Czy AI zastąpi zawód: myśliwy?
Will AI replace myśliwy? No. With an AI Disruption Score of 28/100, hunters face low replacement risk. While AI tools are enhancing compliance and geographic analysis tasks, the core competencies—animal tracking, gun dog training, and field decision-making—remain fundamentally human skills. Technology will augment rather than eliminate this profession.
Czym zajmuje się myśliwy?
Myśliwi are skilled professionals who track, approach, and harvest wild game animals through hunting. Their work serves multiple purposes: food and animal product acquisition, recreation, commercial operations, and wildlife management. Hunters specialize in tracking techniques, understanding animal behavior and ecosystems, managing firearms safely within European legal frameworks, training hunting dogs, and ensuring compliance with environmental and food safety regulations. This occupation requires deep knowledge of topography, species identification, and local wildlife legislation.
Jak AI wpływa na ten zawód?
The 28/100 disruption score reflects a clear division between automatable and irreplaceable hunter competencies. Vulnerable skills (42.25/100 skill vulnerability) center on information processing: wildlife legislation compliance, food safety documentation, and map-based topography analysis—tasks where AI can assist significantly. However, 63% of core tasks remain highly resilient. Training gun dogs, tracking animals, controlling animal movement, and field-based decision-making cannot be delegated to AI. The Task Automation Proxy (37.04/100) confirms that fewer than 40% of hunter activities are candidates for automation. Near-term, AI will enhance hunters through GIS technology and automated compliance checking, improving efficiency and regulatory adherence. Long-term, as AI complements field operations, hunters who adopt these tools will operate more sustainably and safely, but human presence in the field remains non-negotiable. The AI Complementarity score (42.56/100) suggests moderate partnership potential rather than replacement.
Najważniejsze wnioski
- •AI Disruption Score of 28/100 indicates hunters face low career replacement risk from artificial intelligence.

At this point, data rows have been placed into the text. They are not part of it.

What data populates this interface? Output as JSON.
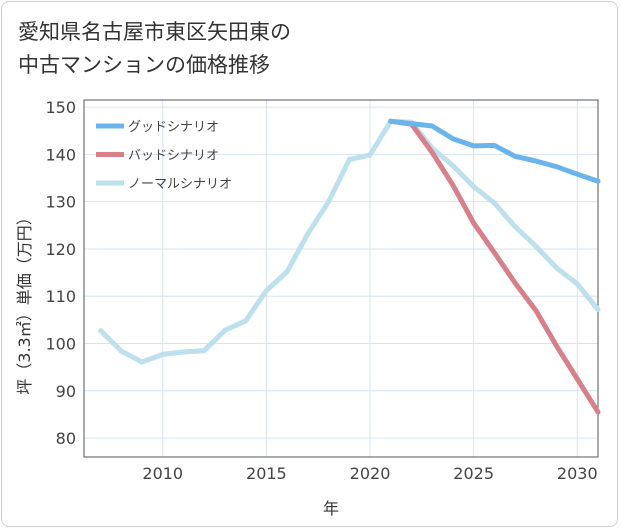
{
  "title_line1": "愛知県名古屋市東区矢田東の",
  "title_line2": "中古マンションの価格推移",
  "chart_data": {
    "type": "line",
    "title": "愛知県名古屋市東区矢田東の中古マンションの価格推移",
    "xlabel": "年",
    "ylabel": "坪（3.3㎡）単価（万円）",
    "xlim": [
      2006.2,
      2031
    ],
    "ylim": [
      76,
      151.5
    ],
    "xticks": [
      2010,
      2015,
      2020,
      2025,
      2030
    ],
    "yticks": [
      80,
      90,
      100,
      110,
      120,
      130,
      140,
      150
    ],
    "grid": true,
    "legend_position": "top-left",
    "series": [
      {
        "name": "グッドシナリオ",
        "color": "#6ab4ee",
        "x": [
          2021,
          2022,
          2023,
          2024,
          2025,
          2026,
          2027,
          2028,
          2029,
          2030,
          2031
        ],
        "y": [
          147,
          146.5,
          146,
          143.3,
          141.8,
          141.9,
          139.6,
          138.6,
          137.4,
          135.8,
          134.3
        ]
      },
      {
        "name": "バッドシナリオ",
        "color": "#d87f8a",
        "x": [
          2021,
          2022,
          2023,
          2024,
          2025,
          2026,
          2027,
          2028,
          2029,
          2030,
          2031
        ],
        "y": [
          147,
          146.4,
          140.4,
          133.5,
          125.5,
          119.2,
          112.8,
          107,
          99.5,
          92.5,
          85.5
        ]
      },
      {
        "name": "ノーマルシナリオ",
        "color": "#bde0ee",
        "x": [
          2007,
          2008,
          2009,
          2010,
          2011,
          2012,
          2013,
          2014,
          2015,
          2016,
          2017,
          2018,
          2019,
          2020,
          2021,
          2022,
          2023,
          2024,
          2025,
          2026,
          2027,
          2028,
          2029,
          2030,
          2031
        ],
        "y": [
          102.7,
          98.4,
          96.1,
          97.7,
          98.2,
          98.5,
          102.8,
          104.8,
          111.2,
          115.2,
          123.2,
          130,
          138.9,
          139.9,
          147,
          146.8,
          141.3,
          137.6,
          133.2,
          129.7,
          124.7,
          120.6,
          116,
          112.6,
          107.2
        ]
      }
    ]
  }
}
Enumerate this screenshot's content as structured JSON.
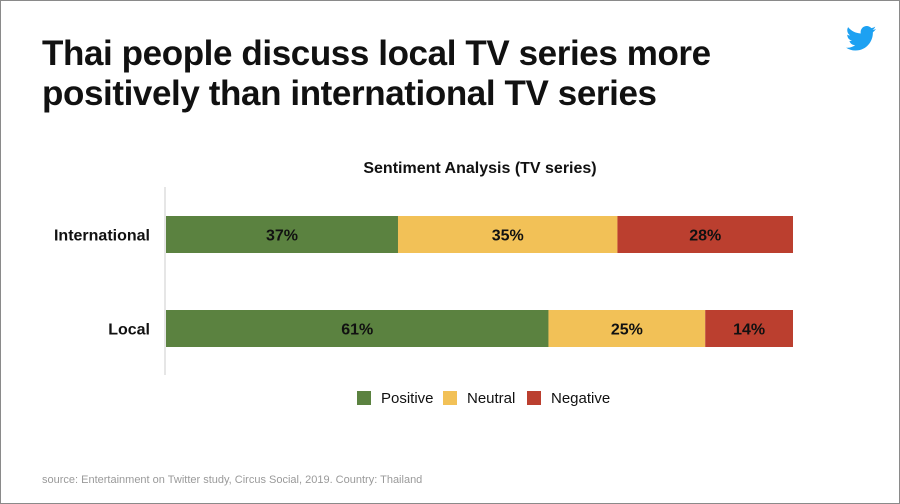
{
  "headline": {
    "line1": "Thai people discuss local TV series more",
    "line2": "positively than international TV series"
  },
  "icons": {
    "brand": "twitter-bird-icon"
  },
  "colors": {
    "Positive": "#5b8240",
    "Neutral": "#f2c157",
    "Negative": "#bb3f2f",
    "twitter": "#1da1f2",
    "axis": "#cccccc",
    "text": "#111111"
  },
  "chart_data": {
    "type": "bar",
    "orientation": "horizontal",
    "stacked": true,
    "title": "Sentiment Analysis (TV series)",
    "categories": [
      "International",
      "Local"
    ],
    "series": [
      {
        "name": "Positive",
        "values": [
          37,
          61
        ]
      },
      {
        "name": "Neutral",
        "values": [
          35,
          25
        ]
      },
      {
        "name": "Negative",
        "values": [
          28,
          14
        ]
      }
    ],
    "data_labels": [
      [
        "37%",
        "35%",
        "28%"
      ],
      [
        "61%",
        "25%",
        "14%"
      ]
    ],
    "xlim": [
      0,
      100
    ],
    "grid": false,
    "legend": "bottom-center"
  },
  "source": "source: Entertainment on Twitter study, Circus Social, 2019. Country: Thailand"
}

- •Core hunting skills—animal tracking, dog training, and live animal control—are highly resilient to automation.
- •AI tools will primarily enhance compliance, mapping, and species knowledge tasks rather than replace field hunters.
- •Hunters adopting GIS and automated compliance technologies will gain competitive advantage in sustainability and regulatory adherence.
Wynik zakłócenia AI NestorBot obliczany jest na podstawie 3-czynnikowego modelu wykorzystującego taksonomię umiejętności ESCO: podatność umiejętności na automatyzację, wskaźnik automatyzacji zadań oraz komplementarność z AI. Dane aktualizowane kwartalnie.